July 20, 2016 at 4:59 pm EDT | by Keith Loria
Lovato, Jonas kindred spirits

‘2016 Honda Civic Tour Featuring Demi Lovato & Nick Jonas: Future Now’
Tuesday, July 26
7 p.m.
Verizon Center
601 F St., N.W.
$25-80

Nick Jonas joins Demi Lovato on the D.C. stop of their Future Now Tour on Tuesday, July 26. (Photo courtesy 42 West)

Nick Jonas joins Demi Lovato on the D.C. stop of their Future Now Tour on Tuesday, July 26. (Photo courtesy 42 West)

Singer and actress Demi Lovato is a strong supporter of LGBT rights. She played a lesbian character on Fox’s “Glee,” served as grand marshal of the Los Angeles Pride Parade this year and has spoken openly about her grandfather’s homosexuality. She’s also partnered with the Human Rights Campaign on the Americans for Marriage Equality campaign, which supports marriage equality.

“Well, I think first of all, for me, my connection with the gay community — the LGBT community — I’ve always kind of been kind of like an outsider when I lived in Texas,” Lovato says. “I never fit it and I didn’t agree with a lot of the opinions down in the South, and when I got out to California, I just saw a whole new world and I thought I have no idea why this isn’t like the rest of the U.S., and the rest of the world, to be honest. So, I’m just standing up for what’s right and that’s my connection with it.”

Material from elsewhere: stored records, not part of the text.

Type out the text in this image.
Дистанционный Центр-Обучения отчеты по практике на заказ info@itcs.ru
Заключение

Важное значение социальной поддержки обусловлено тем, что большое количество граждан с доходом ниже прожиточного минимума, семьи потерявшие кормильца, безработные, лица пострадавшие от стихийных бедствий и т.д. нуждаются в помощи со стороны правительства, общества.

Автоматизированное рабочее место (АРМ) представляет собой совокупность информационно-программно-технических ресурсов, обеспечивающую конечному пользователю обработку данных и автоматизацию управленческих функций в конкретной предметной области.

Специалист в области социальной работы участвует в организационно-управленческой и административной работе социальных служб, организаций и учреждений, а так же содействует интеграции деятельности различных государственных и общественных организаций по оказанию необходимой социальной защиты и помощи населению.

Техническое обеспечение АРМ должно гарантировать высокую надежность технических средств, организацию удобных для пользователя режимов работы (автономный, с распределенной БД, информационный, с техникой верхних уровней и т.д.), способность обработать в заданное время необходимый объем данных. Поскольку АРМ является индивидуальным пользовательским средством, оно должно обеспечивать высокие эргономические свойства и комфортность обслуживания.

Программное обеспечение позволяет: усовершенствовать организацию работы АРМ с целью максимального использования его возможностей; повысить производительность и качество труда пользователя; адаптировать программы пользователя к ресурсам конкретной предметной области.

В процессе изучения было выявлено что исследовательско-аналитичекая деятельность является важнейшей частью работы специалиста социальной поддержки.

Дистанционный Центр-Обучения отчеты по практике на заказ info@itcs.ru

On July 26, Lovato and touring partner Nick Jonas head to the Verizon Center as part of their Honda Civic Tour: “Future Now,” in support of Lovato’s newest album, “Confident” and Jonas’ latest release, “Stone Cold.”

Never afraid to speak her mind, earlier this year Lovato appeared at the Billboard Music Awards wearing a mesh shirt with a symbol that’s come to represent trans people in the ongoing fight for trans legal protections (and the opposition’s obsession with bathrooms).

“I feel like, for me, I want to use my voice to make a difference in the world,” Lovato says. “There’s so much more to my voice than just singing and I learned that at a young age. I had a moment where I just thought, ‘You know I want to do so much more than just sing,’ and I grew up with people that were judged for being gay and I never understood it.”

Lovato and Jonas even decided to cancel their performances in North Carolina in support of these beliefs.

“I think that Demi and I felt it to be really important and it’s a tough call to make,” Jonas says. “We obviously feel disappointment ourselves knowing that our fans that were looking forward to the show were disappointed but there are these moments when something is as important to you as this issue was and is, where you kind of have to make a strong stand and hope that your fans unify with you and do their best to make that change and see positive outcomes. But it is just an overall disappointing situation and hopefully there are artists that are always willing to make bold choices to stand for what they believe in.”

Lovato agrees.

“I think that anything that you do, you need to do it to the max and if you can make a difference by, for instance, with the Billboard Awards, I knew that this was an issue that we had been dealing with, with the cancellation of the shows,” she says. “I wanted to make an impact and I wanted to make a statement that said, ‘Hey, listen, I hear you, I’m really sorry to the fans that are going to miss the show but this is an important issue to me and I want to speak out and I want to use my music to do it. I think it’s important for artists to remember that they can use their platform for the better.”

Although Lovato and Jonas are proud of their Disney pasts — she from the show “Sonny With a Chance,” he from “Jonas L.A.” and both from the “Camp Rock” movies — both have seen their music transform from Disney Radio to more adult mainstream.

“Demi is pushing me to get more vulnerable in my music with this next record and encouraging me to really open up about some things that happened in my life that I think will help people get even more connected to me,” Jonas says. “Those moments among friends and creative relationships are so important because I think they really shape not only your next steps but the way the world sees you as well which is key in making a transition from a youthful career to what hopefully is a long-lasting adult tour.”

Lovato feels the transition was a little easier for her due to the press about her rehab and problems she encountered through the years.

Demi Lovato (Photo courtesy 42 West)

Demi Lovato (Photo courtesy 42 West)

“I kind of grew up really fast in the public eye in that way and so when it was time to release my music, I think people looked at me differently,” she says. “I wanted to prove to people that I wasn’t just a stereotypical Hollywood starlet that goes to rehab and falls back into the trap of the things that got her there. I wanted to make sure that the music that I made was great and that I was passionate about the music that I put out and I sang my heart out and I also wanted to continue the message of using my platform for more things than just singing about heartbreak. That’s what music is for, is getting you through times, but also using it to inspire people.”